The Question is:
two node alphaserver 4100 with storageworks and hsz50 and 100mbps NIC
(full-duplex) on a cluster with a quorum disk does memory dump and reboot one
of the node to "have connection to quorum disk" and hangs when the network
switch is reset. it will remain
at this sport until the second node is rebooted and the RSM promt (>>>) appears
before it can completely boot. What is the likely cause of this kind of problem.
The Answer is :
If resetting the network switch causes a loss of connection to the
remote system, then there may be a problem with the OpenVMS SCS
communications or with the switch itself.

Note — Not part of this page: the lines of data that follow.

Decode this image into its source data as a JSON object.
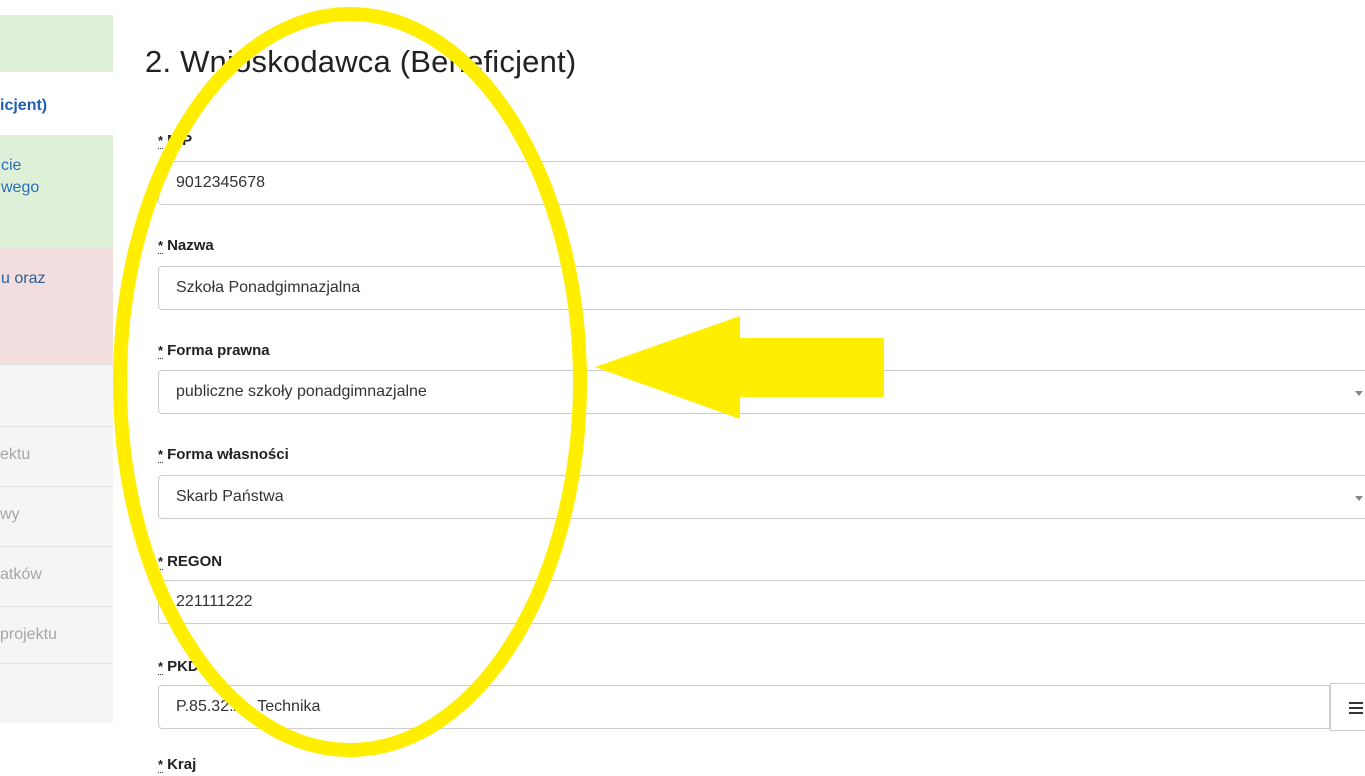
{
  "sidebar": {
    "items": [
      {
        "label": "icjent)"
      },
      {
        "label": "cie"
      },
      {
        "label": "wego"
      },
      {
        "label": "u oraz"
      },
      {
        "label": "ektu"
      },
      {
        "label": "wy"
      },
      {
        "label": "atków"
      },
      {
        "label": "projektu"
      }
    ]
  },
  "page": {
    "title": "2. Wnioskodawca (Beneficjent)"
  },
  "form": {
    "required_mark": "*",
    "fields": [
      {
        "label": "NIP",
        "value": "9012345678"
      },
      {
        "label": "Nazwa",
        "value": "Szkoła Ponadgimnazjalna"
      },
      {
        "label": "Forma prawna",
        "value": "publiczne szkoły ponadgimnazjalne"
      },
      {
        "label": "Forma własności",
        "value": "Skarb Państwa"
      },
      {
        "label": "REGON",
        "value": "221111222"
      },
      {
        "label": "PKD",
        "value": "P.85.32.A - Technika"
      },
      {
        "label": "Kraj",
        "value": ""
      }
    ]
  },
  "colors": {
    "annotation": "#ffee00",
    "sidebar_success": "#dff0d8",
    "sidebar_danger": "#f2dede"
  },
  "icons": {
    "pkd_addon": "menu-icon",
    "select_caret": "chevron-down-icon"
  }
}
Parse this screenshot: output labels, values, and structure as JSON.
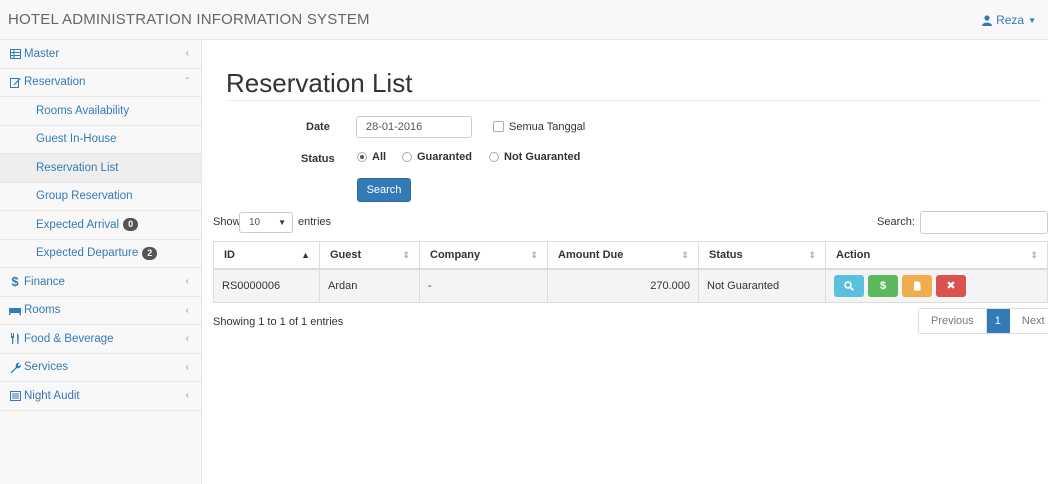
{
  "app": {
    "title": "HOTEL ADMINISTRATION INFORMATION SYSTEM",
    "user": "Reza"
  },
  "sidebar": {
    "items": [
      {
        "label": "Master",
        "icon": "table-icon"
      },
      {
        "label": "Reservation",
        "icon": "edit-icon"
      },
      {
        "label": "Rooms Availability"
      },
      {
        "label": "Guest In-House"
      },
      {
        "label": "Reservation List"
      },
      {
        "label": "Group Reservation"
      },
      {
        "label": "Expected Arrival",
        "badge": "0"
      },
      {
        "label": "Expected Departure",
        "badge": "2"
      },
      {
        "label": "Finance",
        "icon": "dollar-icon"
      },
      {
        "label": "Rooms",
        "icon": "bed-icon"
      },
      {
        "label": "Food & Beverage",
        "icon": "cutlery-icon"
      },
      {
        "label": "Services",
        "icon": "wrench-icon"
      },
      {
        "label": "Night Audit",
        "icon": "list-icon"
      }
    ]
  },
  "page": {
    "title": "Reservation List"
  },
  "filter": {
    "date_label": "Date",
    "date_value": "28-01-2016",
    "all_dates_label": "Semua Tanggal",
    "status_label": "Status",
    "status_options": [
      "All",
      "Guaranted",
      "Not Guaranted"
    ],
    "search_button": "Search"
  },
  "table_controls": {
    "show": "Show",
    "length": "10",
    "entries": "entries",
    "search": "Search:"
  },
  "table": {
    "headers": [
      "ID",
      "Guest",
      "Company",
      "Amount Due",
      "Status",
      "Action"
    ],
    "rows": [
      {
        "id": "RS0000006",
        "guest": "Ardan",
        "company": "-",
        "amount": "270.000",
        "status": "Not Guaranted"
      }
    ]
  },
  "footer": {
    "info": "Showing 1 to 1 of 1 entries",
    "prev": "Previous",
    "page": "1",
    "next": "Next"
  },
  "colors": {
    "primary": "#337ab7",
    "info": "#5bc0de",
    "success": "#5cb85c",
    "warning": "#f0ad4e",
    "danger": "#d9534f"
  }
}
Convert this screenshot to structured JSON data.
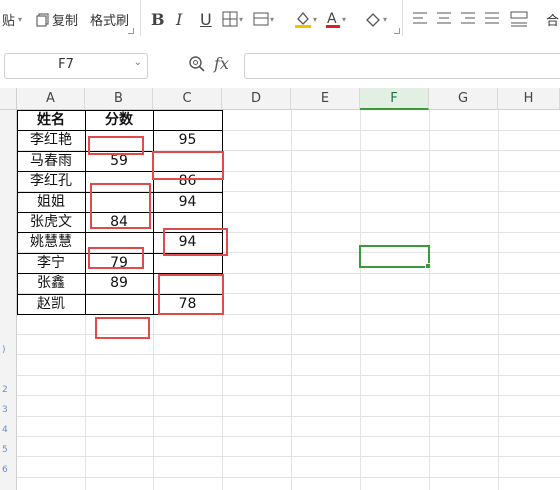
{
  "toolbar": {
    "paste_label": "贴",
    "copy_label": "复制",
    "format_painter_label": "格式刷",
    "bold_label": "B",
    "italic_label": "I",
    "underline_label": "U",
    "merge_label": "合",
    "font_color": "#e02020",
    "fill_color": "#f2c200"
  },
  "formula_bar": {
    "name_box": "F7",
    "fx_label": "fx",
    "formula": ""
  },
  "columns": [
    "A",
    "B",
    "C",
    "D",
    "E",
    "F",
    "G",
    "H"
  ],
  "selected_column": "F",
  "table": {
    "headers": [
      "姓名",
      "分数",
      ""
    ],
    "rows": [
      [
        "李红艳",
        "",
        "95"
      ],
      [
        "马春雨",
        "59",
        ""
      ],
      [
        "李红孔",
        "",
        "86"
      ],
      [
        "姐姐",
        "",
        "94"
      ],
      [
        "张虎文",
        "84",
        ""
      ],
      [
        "姚慧慧",
        "",
        "94"
      ],
      [
        "李宁",
        "79",
        ""
      ],
      [
        "张鑫",
        "89",
        ""
      ],
      [
        "赵凯",
        "",
        "78"
      ]
    ]
  },
  "colors": {
    "highlight_box": "#e04a4a",
    "selection": "#3a9a3a"
  }
}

The workaround, rather
obviously, involves avoiding the network switch reset which is the
apparent trigger of the loss of communications.
If the network itself is unstable, you will want to configure a local
network for the cluster, or add CI, MC, or other cluster communications
interconnect into the configuration.
In this case, it appears that one or both of the hosts lack a connection
to the quorum disk, or the cluster itself has lost quorum. Details of
the cluster hardware and software configuration are lacking, so a more
specific answer is difficult at best.
Please see the OpenVMS FAQ for details on correctly setting the
system parameters VOTES and EXPECTED_VOTES.
Please apply the available OpenVMS ECO kits for OpenVMS V7.2-1.
With two AlphaServer 4100 series systems with SCSI and an Ethernet
connection, the quorum disk would often be configured as a disk on
a multi-host SCSI bus. If the quorum disk is not accessable on a
shared storage or communications interconnect, then the use of the
quorum disk can and likely should be entirely eliminated.
Failing resolution via ECO or network stabilizations, please contact
the Compaq Customer Support Center directly.